Informationen zum Prüfungsrücktritt

Ist ein Kandidat zu einer Prüfung zugelassen worden, besteht für ihn die Verpflichtung, an der Prüfung teilzunehmen. Es können jedoch nach der Zulassung Gründe vorliegen, die den Kandidaten in seiner Leistungsfähigkeit erheblich beeinträchtigen. Dabei ist es unter Umständen möglich, von einem Prüfungsrücktritt Gebrauch zu machen. Unter einem Prüfungsrücktritt ist ein Antrag auf Genehmigung einer rückwirkenden Lösung des durch die Zulassung entstandenen Prüfungsrechtsverhältnisses zu verstehen mit der Folge, daß die Prüfung nicht absolviert werden muß bzw. als nicht unternommen gilt.

Ein Prüfling kann von einer Prüfung zurücktreten, wenn

  • ein wichtiger Grund vorliegt und
  • die Prüfungsbehörde unverzüglich unterrichtet wird.

Ein wichtiger Grund für einen Prüfungsrücktritt ist dann anzunehmen, wenn dem Prüfling unter Berücksichtigung aller Umstände des Einzelfalles und nach Abwägung der widerstreiteten öffentlichen und privaten Interessen die Prüfungsteilnahme nicht zumutbar ist. Dieser Grund muß hinreichend gewichtig sein und muß entsprechend nachgewiesen werden. Als einer der wichtigsten Gründe ist in der Regel der krankheitsbedingte Prüfungsrücktritt. Es genügt für die Annahme einer solchen Prüfungsunfähigkeit jedoch nicht jede körperliche, geistige oder seelische Beeinträchtigung der Leistungsfähigkeit des Prüflings. Erforderlich ist vielmehr, daß der Kandidat einer erheblichen Beeinträchtigung seines Leistungsvermögens ausgesetzt ist, so daß das Prüfungsergebnis kein zutreffendes Bild seiner Leistungsfähigkeit widergeben würde. Die Prüfungsbehörden stehen vor dem Problem eine gesundheitliche Beeinträchtigung auf ihre Erheblichkeit zu beurteilen. Es gilt eine Entscheidung darüber zu treffen, ob es sich bei einer gesundheitlichen Beeinträchtigung um eine unerhebliche Befindlichkeitsstörung oder um eine den Rücktritt rechtfertigende Krankheit handelt.

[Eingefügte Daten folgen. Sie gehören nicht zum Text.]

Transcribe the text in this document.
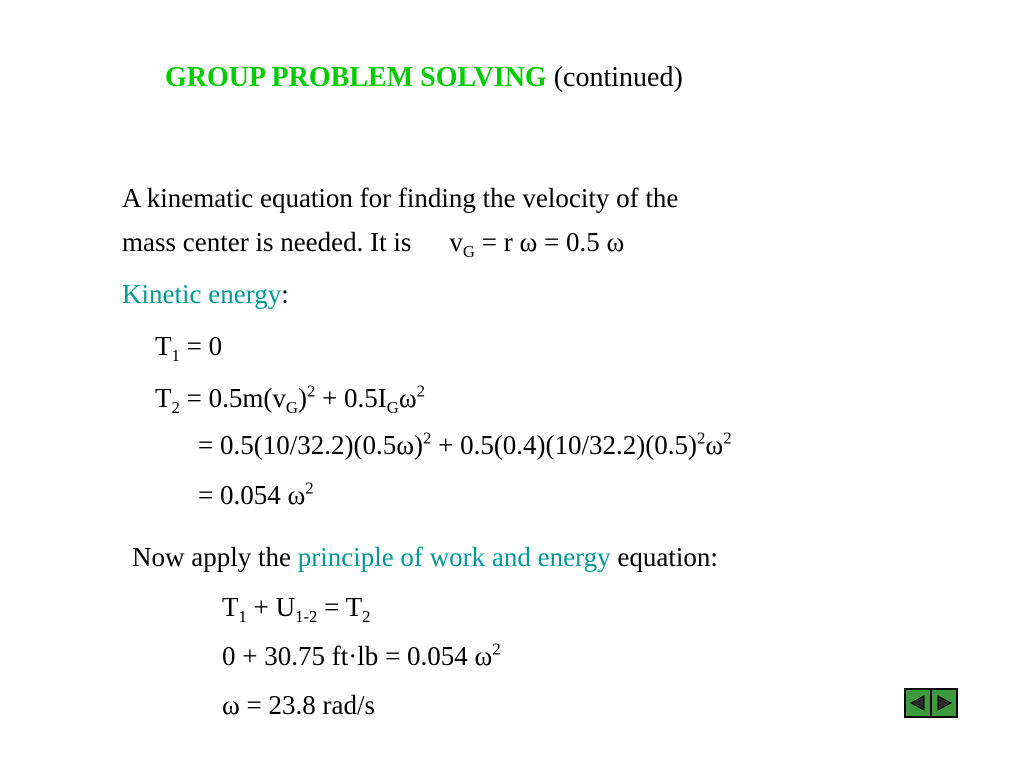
GROUP PROBLEM SOLVING (continued)
A kinematic equation for finding the velocity of the
mass center is needed. It is $v_G = r$ ω = 0.5 ω
Kinetic energy:
$T_1 = 0$
$T_2 = 0.5m(v_G)^2 + 0.5I_G\omega^2$
= $0.5(10/32.2)(0.5\omega)^2 + 0.5(0.4)(10/32.2)(0.5)^2\omega^2$
= 0.054 $\omega^2$
Now apply the principle of work and energy equation:
$T_1 + U_{1-2} = T_2$
0 + 30.75 ft·lb = 0.054 $\omega^2$
ω = 23.8 rad/s
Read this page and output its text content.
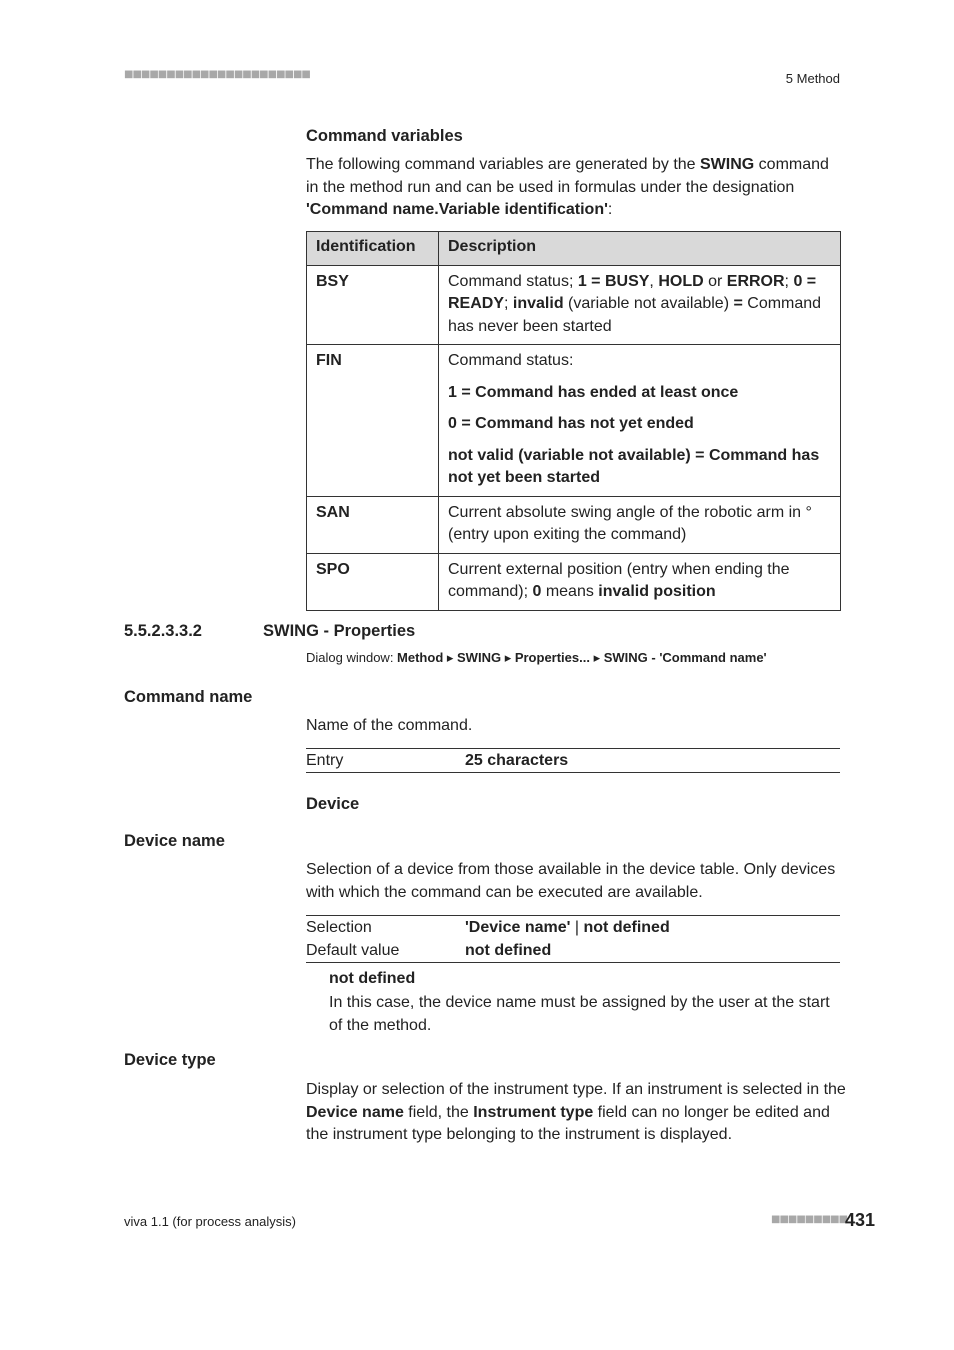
■■■■■■■■■■■■■■■■■■■■■■	5 Method
Command variables
The following command variables are generated by the SWING command in the method run and can be used in formulas under the designation 'Command name.Variable identification':
Identification	Description
BSY	Command status; 1 = BUSY, HOLD or ERROR; 0 = READY; invalid (variable not available) = Command has never been started
FIN	Command status:

1 = Command has ended at least once

0 = Command has not yet ended

not valid (variable not available) = Command has not yet been started

SAN	Current absolute swing angle of the robotic arm in ° (entry upon exiting the command)
SPO	Current external position (entry when ending the command); 0 means invalid position
5.5.2.3.3.2	SWING - Properties
Dialog window: Method ▸ SWING ▸ Properties... ▸ SWING - 'Command name'
Command name
Name of the command.
Entry	25 characters
Device
Device name
Selection of a device from those available in the device table. Only devices with which the command can be executed are available.
Selection	'Device name' | not defined
Default value	not defined
not defined
In this case, the device name must be assigned by the user at the start of the method.
Device type
Display or selection of the instrument type. If an instrument is selected in the Device name field, the Instrument type field can no longer be edited and the instrument type belonging to the instrument is displayed.
viva 1.1 (for process analysis)	■■■■■■■■■
431
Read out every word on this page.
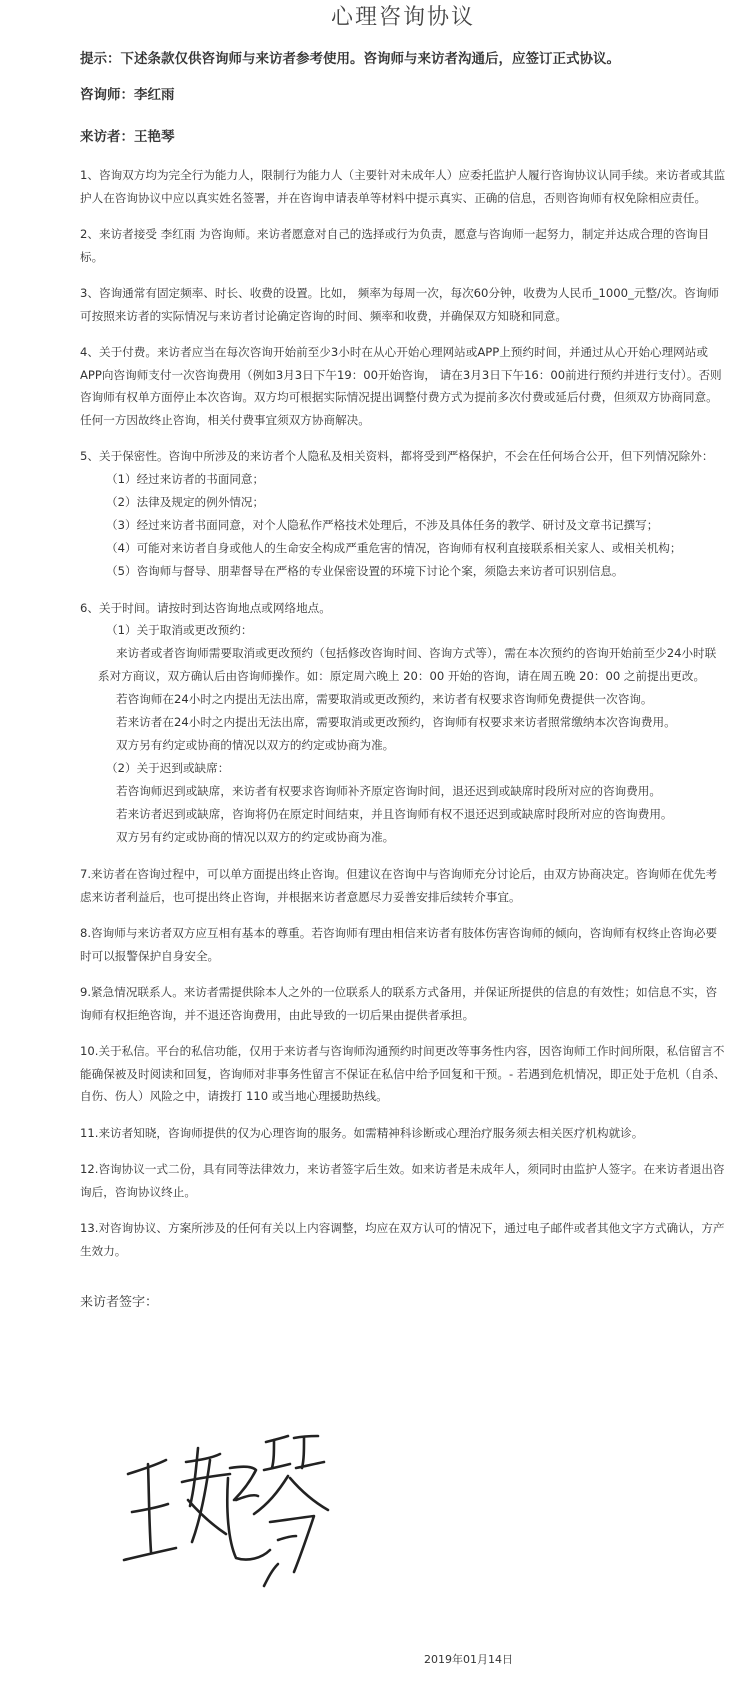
心理咨询协议

提示：下述条款仅供咨询师与来访者参考使用。咨询师与来访者沟通后，应签订正式协议。

咨询师：李红雨

来访者：王艳琴

1、咨询双方均为完全行为能力人，限制行为能力人（主要针对未成年人）应委托监护人履行咨询协议认同手续。来访者或其监护人在咨询协议中应以真实姓名签署，并在咨询申请表单等材料中提示真实、正确的信息，否则咨询师有权免除相应责任。

2、来访者接受 李红雨 为咨询师。来访者愿意对自己的选择或行为负责，愿意与咨询师一起努力，制定并达成合理的咨询目标。

3、咨询通常有固定频率、时长、收费的设置。比如， 频率为每周一次，每次60分钟，收费为人民币_1000_元整/次。咨询师可按照来访者的实际情况与来访者讨论确定咨询的时间、频率和收费，并确保双方知晓和同意。

4、关于付费。来访者应当在每次咨询开始前至少3小时在从心开始心理网站或APP上预约时间，并通过从心开始心理网站或APP向咨询师支付一次咨询费用（例如3月3日下午19：00开始咨询， 请在3月3日下午16：00前进行预约并进行支付）。否则咨询师有权单方面停止本次咨询。双方均可根据实际情况提出调整付费方式为提前多次付费或延后付费，但须双方协商同意。任何一方因故终止咨询，相关付费事宜须双方协商解决。

5、关于保密性。咨询中所涉及的来访者个人隐私及相关资料，都将受到严格保护，不会在任何场合公开，但下列情况除外：

（1）经过来访者的书面同意；

（2）法律及规定的例外情况；

（3）经过来访者书面同意，对个人隐私作严格技术处理后，不涉及具体任务的教学、研讨及文章书记撰写；

（4）可能对来访者自身或他人的生命安全构成严重危害的情况，咨询师有权利直接联系相关家人、或相关机构；

（5）咨询师与督导、朋辈督导在严格的专业保密设置的环境下讨论个案，须隐去来访者可识别信息。

6、关于时间。请按时到达咨询地点或网络地点。

（1）关于取消或更改预约：

来访者或者咨询师需要取消或更改预约（包括修改咨询时间、咨询方式等），需在本次预约的咨询开始前至少24小时联系对方商议，双方确认后由咨询师操作。如：原定周六晚上 20：00 开始的咨询，请在周五晚 20：00 之前提出更改。

若咨询师在24小时之内提出无法出席，需要取消或更改预约，来访者有权要求咨询师免费提供一次咨询。

若来访者在24小时之内提出无法出席，需要取消或更改预约，咨询师有权要求来访者照常缴纳本次咨询费用。

双方另有约定或协商的情况以双方的约定或协商为准。

（2）关于迟到或缺席：

若咨询师迟到或缺席，来访者有权要求咨询师补齐原定咨询时间，退还迟到或缺席时段所对应的咨询费用。

若来访者迟到或缺席，咨询将仍在原定时间结束，并且咨询师有权不退还迟到或缺席时段所对应的咨询费用。

双方另有约定或协商的情况以双方的约定或协商为准。

7.来访者在咨询过程中，可以单方面提出终止咨询。但建议在咨询中与咨询师充分讨论后，由双方协商决定。咨询师在优先考虑来访者利益后，也可提出终止咨询，并根据来访者意愿尽力妥善安排后续转介事宜。

8.咨询师与来访者双方应互相有基本的尊重。若咨询师有理由相信来访者有肢体伤害咨询师的倾向，咨询师有权终止咨询必要时可以报警保护自身安全。

9.紧急情况联系人。来访者需提供除本人之外的一位联系人的联系方式备用，并保证所提供的信息的有效性；如信息不实，咨询师有权拒绝咨询，并不退还咨询费用，由此导致的一切后果由提供者承担。

10.关于私信。平台的私信功能，仅用于来访者与咨询师沟通预约时间更改等事务性内容，因咨询师工作时间所限，私信留言不能确保被及时阅读和回复，咨询师对非事务性留言不保证在私信中给予回复和干预。- 若遇到危机情况，即正处于危机（自杀、自伤、伤人）风险之中，请拨打 110 或当地心理援助热线。

11.来访者知晓，咨询师提供的仅为心理咨询的服务。如需精神科诊断或心理治疗服务须去相关医疗机构就诊。

12.咨询协议一式二份，具有同等法律效力，来访者签字后生效。如来访者是未成年人，须同时由监护人签字。在来访者退出咨询后，咨询协议终止。

13.对咨询协议、方案所涉及的任何有关以上内容调整，均应在双方认可的情况下，通过电子邮件或者其他文字方式确认，方产生效力。

来访者签字：

王艳琴
2019年01月14日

Die Prüfungsbehörde muß also einen aussagefähigen Eindruck gewinnen, der sie zu der Entscheidung befähigt, ob Prüfungsunfähigkeit vorliegt und ggf. in welcher Weise sie dem ihr vorgetragenen Sachverhalt durch eigene Ermittlungen nachgehen soll.

Es gilt daher für die Vorlage von ärztlichen Attesten folgende Regelung:

Die Prüfungsunfähigkeit kann nur dann anerkannt werden, wenn diese spätestens am Prüfungstag festgestellt worden ist.
Bei einer erstmalig vorgetragenen Prüfungsunfähigkeit reicht es aus, ein einfaches ärztliches Attest ohne weitere Angaben, welches lediglich die Prüfungsungähigkeit aus ärztlicher Sicht bescheinigt, beim Hochschulprüfungsamt vorzulegen.
Ab dem Wiederholungsfalle werden nur ärztliche Atteste akzeptiert, die folgende Angaben enthalten:

  • den Krankheitszeitraum
  • die Termine der ärztlichen Behandlung
  • Art und Umfang der Erkrankung
  • die Auswirkungen der Erkrankung auf die Prüfung.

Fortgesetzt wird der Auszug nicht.